Câmara de Vereadores de Guaíba

PARECER JURÍDICO

PROCESSO : Projeto de Lei do Executivo n.º 017/2020
PROPONENTE : Executivo Municipal
     
PARECER : Nº 065/2020
REQUERENTE : #REQUERENTE#

"Dispõe sobre o índice de revisão geral dos vencimentos e salários dos servidores do Poder Executivo Municipal, exceto servidores do quadro do Magistério"

1. Relatório:

O Executivo Municipal apresentou o Projeto de Lei nº 017/2020 à Câmara Municipal, que objetiva dispor sobre o índice de revisão geral dos vencimentos e salários dos servidores do Executivo. A proposta foi encaminhada à Procuradoria pelo Presidente da Câmara para análise com fulcro no art. 105 do Regimento Interno, a fim de que seja efetivado o controle quanto à constitucionalidade, à competência e ao caráter pessoal da proposição.

2. MÉRITO:

2.1 Da competência municipal e da iniciativa do processo legislativo

Em relação à competência, não há qualquer óbice à proposta. Conforme dispõe o artigo 30, I, da Constituição Federal de 1988, “Compete aos Municípios legislar sobre assuntos de interesse local.” No mesmo sentido, o artigo 6º, I, da Lei Orgânica do Município de Guaíba refere que “Ao Município compete prover a tudo quanto diga respeito ao seu peculiar interesse e ao bem estar de sua população, cabendo-lhe privativamente dentre outras, as seguintes atribuições: legislar sobre assunto de interesse local.”

A revisão geral que se pretende aprovar se insere, efetivamente, na definição de interesse local, uma vez que compete a cada esfera da Federação (União, Estados, Distrito Federal e Municípios), através de cada poder constitucional, promover a revisão geral anual de todos os agentes públicos, sempre na mesma data e sem distinção de índices, cabendo, portanto, ao Município de Guaíba adotar tal providência em relação aos seus servidores.

A iniciativa para a deflagração do processo legislativo, por sua vez, está adequada, pois o projeto apresentado trata da reposição inflacionária e da concessão de aumento real aos agentes públicos do Executivo, o que encontra base no art. 61, § 1º, inc. II, “a”, da CF/88, no art. 60, inc. II, alínea “a”, da CE/RS e no art. 119, inc. I, da Lei Orgânica Municipal.

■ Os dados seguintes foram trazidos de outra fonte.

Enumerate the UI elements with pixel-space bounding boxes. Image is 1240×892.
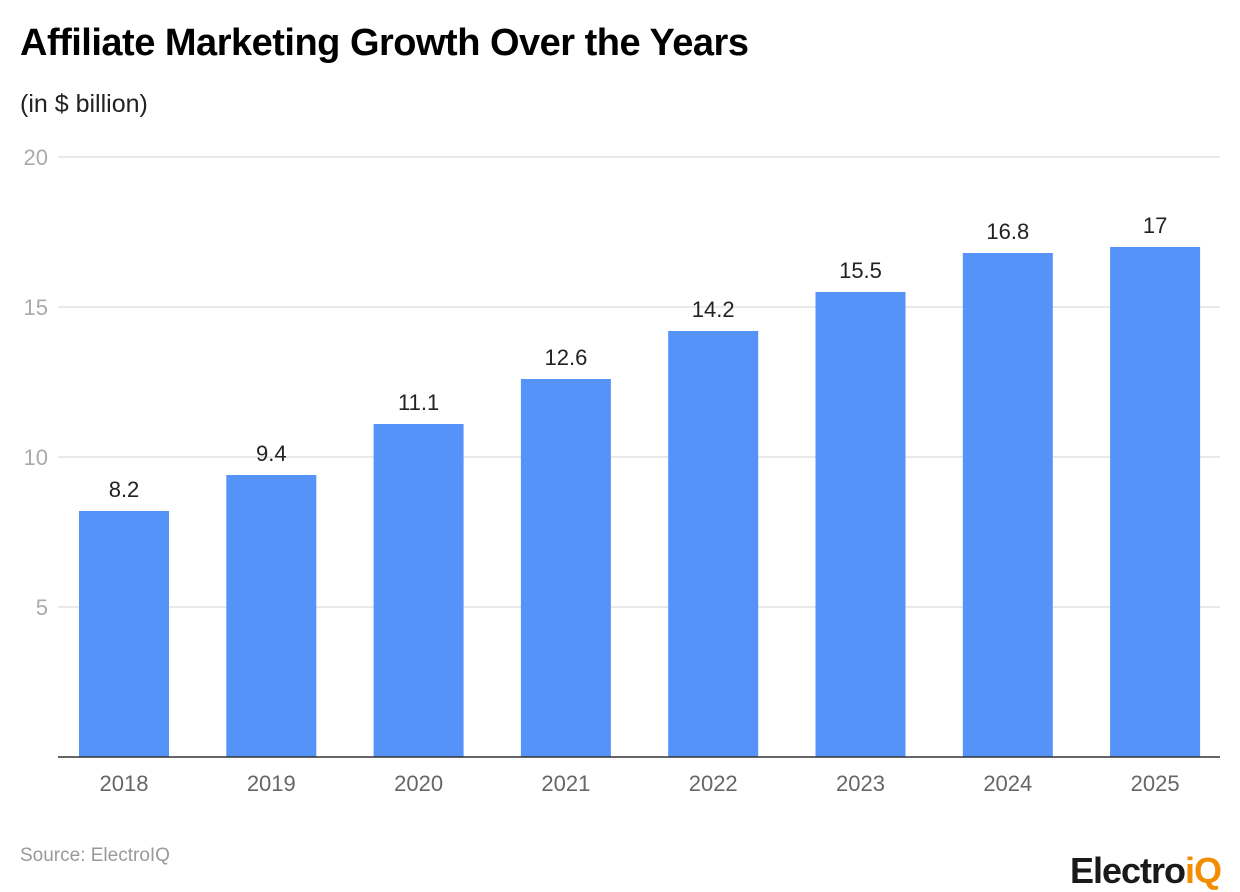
x-tick-label: 2019 bbox=[247, 771, 296, 796]
data-label: 9.4 bbox=[256, 441, 287, 466]
bar bbox=[373, 424, 464, 757]
data-label: 12.6 bbox=[544, 345, 587, 370]
chart-subtitle: (in $ billion) bbox=[20, 90, 148, 118]
data-label: 15.5 bbox=[839, 258, 882, 283]
x-tick-label: 2025 bbox=[1131, 771, 1180, 796]
x-tick-label: 2024 bbox=[983, 771, 1032, 796]
bar bbox=[815, 292, 906, 757]
data-label: 8.2 bbox=[109, 477, 140, 502]
data-label: 17 bbox=[1143, 213, 1167, 238]
electroiq-logo: ElectroiQ bbox=[1070, 850, 1222, 891]
y-tick-label: 10 bbox=[24, 445, 48, 470]
x-tick-label: 2020 bbox=[394, 771, 443, 796]
bar bbox=[668, 331, 759, 757]
y-tick-label: 15 bbox=[24, 295, 48, 320]
y-tick-label: 5 bbox=[36, 595, 48, 620]
data-label: 11.1 bbox=[398, 390, 439, 415]
data-label: 14.2 bbox=[692, 297, 735, 322]
y-tick-label: 20 bbox=[24, 145, 48, 170]
x-tick-label: 2018 bbox=[100, 771, 149, 796]
bar bbox=[226, 475, 317, 757]
bar bbox=[1110, 247, 1201, 757]
x-tick-label: 2021 bbox=[541, 771, 590, 796]
chart-title: Affiliate Marketing Growth Over the Year… bbox=[20, 22, 749, 64]
bar bbox=[962, 253, 1053, 757]
data-label: 16.8 bbox=[986, 219, 1029, 244]
bar bbox=[520, 379, 611, 757]
source-note: Source: ElectroIQ bbox=[20, 845, 170, 866]
bar bbox=[79, 511, 169, 757]
x-tick-label: 2022 bbox=[689, 771, 738, 796]
x-tick-label: 2023 bbox=[836, 771, 885, 796]
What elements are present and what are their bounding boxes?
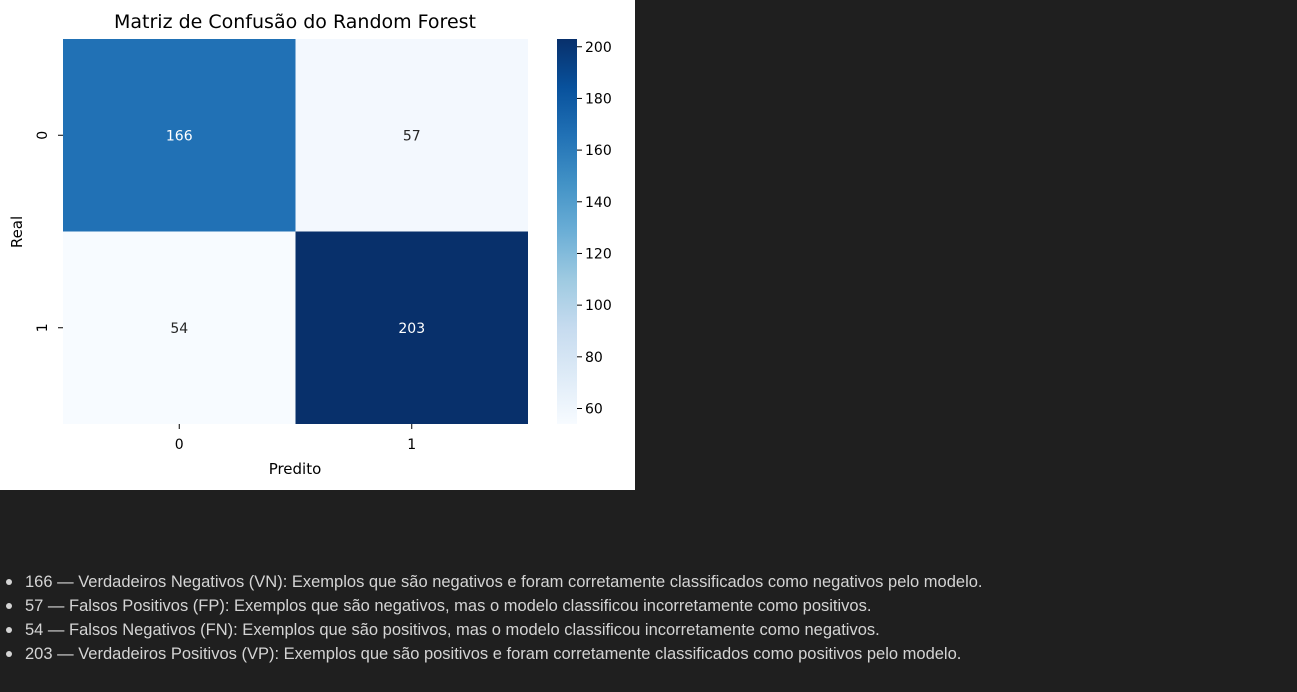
- bullet-icon: [6, 651, 12, 657]
- colorbar-tick-label-7: 200: [585, 40, 612, 56]
- colorbar-tick-label-1: 80: [585, 350, 603, 366]
- colorbar-tick-label-4: 140: [585, 195, 612, 211]
- note-item-fn: 54 — Falsos Negativos (FN): Exemplos que…: [6, 618, 983, 642]
- colorbar: [557, 39, 577, 424]
- bullet-icon: [6, 627, 12, 633]
- colorbar-tick-label-5: 160: [585, 143, 612, 159]
- colorbar-tick-label-0: 60: [585, 401, 603, 417]
- heatmap-cell-0-1: [295, 39, 528, 232]
- heatmap-cell-0-0: [63, 39, 296, 232]
- bullet-icon: [6, 603, 12, 609]
- note-item-tn: 166 — Verdadeiros Negativos (VN): Exempl…: [6, 570, 983, 594]
- chart-title: Matriz de Confusão do Random Forest: [114, 11, 476, 33]
- note-item-fp: 57 — Falsos Positivos (FP): Exemplos que…: [6, 594, 983, 618]
- x-tick-label-0: 0: [175, 437, 184, 453]
- cell-value-1-0: 54: [170, 321, 188, 337]
- x-axis-label: Predito: [269, 460, 322, 478]
- confusion-matrix-figure: Matriz de Confusão do Random Forest 166 5…: [0, 0, 635, 490]
- y-tick-label-1: 1: [35, 323, 51, 332]
- bullet-icon: [6, 579, 12, 585]
- y-axis-label: Real: [8, 216, 26, 248]
- heatmap-cell-1-0: [63, 231, 296, 424]
- colorbar-tick-label-3: 120: [585, 246, 612, 262]
- cell-value-0-0: 166: [166, 128, 193, 144]
- confusion-matrix-notes: 166 — Verdadeiros Negativos (VN): Exempl…: [6, 570, 983, 666]
- colorbar-tick-label-6: 180: [585, 91, 612, 107]
- cell-value-1-1: 203: [398, 321, 425, 337]
- cell-value-0-1: 57: [403, 128, 421, 144]
- y-tick-label-0: 0: [35, 131, 51, 140]
- colorbar-tick-label-2: 100: [585, 298, 612, 314]
- note-item-tp: 203 — Verdadeiros Positivos (VP): Exempl…: [6, 642, 983, 666]
- x-tick-label-1: 1: [407, 437, 416, 453]
- heatmap-cell-1-1: [295, 231, 528, 424]
- confusion-matrix-chart: Matriz de Confusão do Random Forest 166 5…: [8, 11, 612, 478]
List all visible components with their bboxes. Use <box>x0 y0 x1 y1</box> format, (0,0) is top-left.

É pacífico que para a concessão de revisão geral anual, no âmbito municipal, a iniciativa é privativa do Prefeito, não cabendo a outro Poder interferir na sua proposição, inclusive no que diz respeito ao índice a ser aplicado.

 2.2 Considerações sobre a “revisão geral anual”

A revisão geral anual é um direito constitucionalmente assegurado a todos os agentes públicos como forma de recompor o valor real de vencimentos e subsídios depreciados ao longo dos doze meses anteriores pelas oscilações inflacionárias. Trata-se não de um aumento remuneratório por espécie, mas sim da restauração das importâncias perdidas em razão dos fenômenos econômicos. Difere, nesse sentido, da expressão “reajuste remuneratório”, que significa, justamente, a concessão de aumentos reais aos vencimentos ou aos subsídios de determinadas categorias de funcionários. Tal distinção é importante porque o tratamento jurídico dispensado a cada um dos institutos é diverso.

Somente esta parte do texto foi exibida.